How many jobs have the advents of the I-Pod (made in China) created across the board? If the I-pod cost $500, would it exist as anything but a nitch product? What would happen to all those jobs? What would happen to all the cash people save by getting away from overpriced CDs, and the jobs created by spending that cash in more productive areas? And on and on and on.

"I am a free market man."

Uh huh, sounds like it.

"So, the current situation, the chinese with a currency manipulation, no environmental laws, enforced labor, a centrally controlled economy should be something we should emulate? And, this somehow is to the benefit of free markets."

Toc- you act as if we're saints. How much do we poor into government subsidies in this country? Didn't we just intentionally devalue OUR currency twice? Don't we have tariffs and barriers? The fact that you can make a product in China (its hardly slave labor by the way, you speak as somebody with no first hand understanding) and ship it half way across the globe and still have it be far cheaper to sell tells you how ungodly expensive manufacturing is in America with all the regulations, taxes, etc.

"2. Protectionism, theoretically, may not be the best course of action, but people don't behave theoretically. Could you show me how anyone is going to argue against protectionsim if the economy is in this shape 2 years from now, which with another dead-locked, and more ideologically split Congress seems to be pretty certain from where I sit."

Err... show me how anyone can argue against pouring gasoline on a fire to put it out? Because it would be disastrously counterproductive?
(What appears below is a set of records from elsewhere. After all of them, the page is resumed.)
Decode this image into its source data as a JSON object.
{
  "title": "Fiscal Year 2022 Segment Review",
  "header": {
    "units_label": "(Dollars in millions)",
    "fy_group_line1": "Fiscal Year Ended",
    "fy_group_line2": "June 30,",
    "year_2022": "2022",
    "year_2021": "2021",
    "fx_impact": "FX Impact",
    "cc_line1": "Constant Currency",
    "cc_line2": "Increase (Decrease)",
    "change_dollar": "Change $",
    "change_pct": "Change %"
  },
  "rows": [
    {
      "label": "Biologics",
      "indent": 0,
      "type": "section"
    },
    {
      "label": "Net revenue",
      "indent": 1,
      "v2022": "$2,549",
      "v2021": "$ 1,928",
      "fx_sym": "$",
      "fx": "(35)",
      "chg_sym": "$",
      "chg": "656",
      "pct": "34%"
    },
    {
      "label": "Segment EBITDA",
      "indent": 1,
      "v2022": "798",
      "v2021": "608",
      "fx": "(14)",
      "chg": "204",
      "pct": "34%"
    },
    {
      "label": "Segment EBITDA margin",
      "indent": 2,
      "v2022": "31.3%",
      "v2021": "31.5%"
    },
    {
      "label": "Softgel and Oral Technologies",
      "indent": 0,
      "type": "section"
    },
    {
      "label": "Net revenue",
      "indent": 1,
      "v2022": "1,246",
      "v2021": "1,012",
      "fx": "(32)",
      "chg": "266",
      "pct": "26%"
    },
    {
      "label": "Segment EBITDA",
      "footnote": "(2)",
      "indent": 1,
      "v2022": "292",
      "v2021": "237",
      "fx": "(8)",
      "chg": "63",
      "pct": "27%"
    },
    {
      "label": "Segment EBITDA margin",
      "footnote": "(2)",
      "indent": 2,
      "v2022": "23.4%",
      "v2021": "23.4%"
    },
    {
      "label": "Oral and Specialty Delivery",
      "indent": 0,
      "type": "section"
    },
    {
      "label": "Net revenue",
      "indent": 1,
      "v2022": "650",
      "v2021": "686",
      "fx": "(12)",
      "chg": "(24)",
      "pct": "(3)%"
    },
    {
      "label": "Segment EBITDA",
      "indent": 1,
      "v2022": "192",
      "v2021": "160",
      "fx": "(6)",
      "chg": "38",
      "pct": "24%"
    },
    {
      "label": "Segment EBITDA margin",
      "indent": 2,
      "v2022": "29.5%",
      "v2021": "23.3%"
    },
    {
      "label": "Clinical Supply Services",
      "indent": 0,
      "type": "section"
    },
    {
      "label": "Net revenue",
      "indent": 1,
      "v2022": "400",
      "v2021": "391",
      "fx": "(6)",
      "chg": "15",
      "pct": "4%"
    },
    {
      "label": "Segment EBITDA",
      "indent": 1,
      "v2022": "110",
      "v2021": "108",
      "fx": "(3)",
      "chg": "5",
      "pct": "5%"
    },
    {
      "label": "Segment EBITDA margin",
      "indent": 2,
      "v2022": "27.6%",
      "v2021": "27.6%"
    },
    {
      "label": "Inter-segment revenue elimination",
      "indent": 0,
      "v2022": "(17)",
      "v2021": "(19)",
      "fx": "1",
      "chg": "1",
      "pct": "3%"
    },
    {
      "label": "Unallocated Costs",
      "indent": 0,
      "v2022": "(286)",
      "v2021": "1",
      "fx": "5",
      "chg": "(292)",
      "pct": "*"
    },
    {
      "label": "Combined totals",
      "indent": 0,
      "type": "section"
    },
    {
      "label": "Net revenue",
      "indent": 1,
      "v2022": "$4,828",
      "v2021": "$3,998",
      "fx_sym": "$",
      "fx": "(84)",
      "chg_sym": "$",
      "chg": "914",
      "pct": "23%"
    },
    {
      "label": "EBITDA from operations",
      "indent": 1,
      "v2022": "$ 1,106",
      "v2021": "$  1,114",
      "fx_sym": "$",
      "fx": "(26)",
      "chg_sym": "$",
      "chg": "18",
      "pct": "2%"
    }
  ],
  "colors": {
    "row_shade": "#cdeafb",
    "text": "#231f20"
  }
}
This isn't rocket science- YOU try telling people they are going to have to pay 50-100% higher prices and see how that works out for you. If thats the cure I'd like to see the disease.

"Well, I have heard the 12 dollar t shirt theory for years, and it hasn't won me over yet. It is not something that I would bet my economic policy on. I also don't think globalism has been as successful as it has been made out to be, for us."

Its not a theory, its a fact. You seem to suggest we'd be better off back in the 70s going out every day to the factory in a crappy American made car and then back home to watch tv on a 12" black and white set, etc, etc. Its just not realistic. We are SO much better off as far as quality of life compared to the alleged good ol days of employment for life it is apparently easy to forget. Do you really want 80% of the American people to give up their cell phones, GPS's, laptops, playstations, Taylor Swift T-shirts, etc etc etc because they become luxuries instead of staples again? But dont worry, you can go back to work at the chemical plant (which is of course ridiculous because the EPA and the greenie lawyers aren't about to let anybody open up a new chemical plant in this country). Yeah, great trade off.

"Nor do I believe tax cuts are good fiscal policy in every situation."

Nor do I. But i KNOW raising taxes in a shaky economy that isn't growing is suicide.

"It would seem to be well past the point where everyone has to bite the bullet. "

Everyone? Seems to me we're bending over backwards to make sure that only a very select group feels any pain at all... unfortunately that group is the one that hires just about everybody else. Like I said- fine, just don't whine about 10% unemployment of higher.

And from my point of view, I refuse to countenance tax increases until the wastrel, lunatic spending is strangled. We expect (and project) economic growth to help stem our budget deficits. Killing economic growth is a nasty spiral.

I think Mr. Drum is mistaken. They read the NYT... and get frightened to death.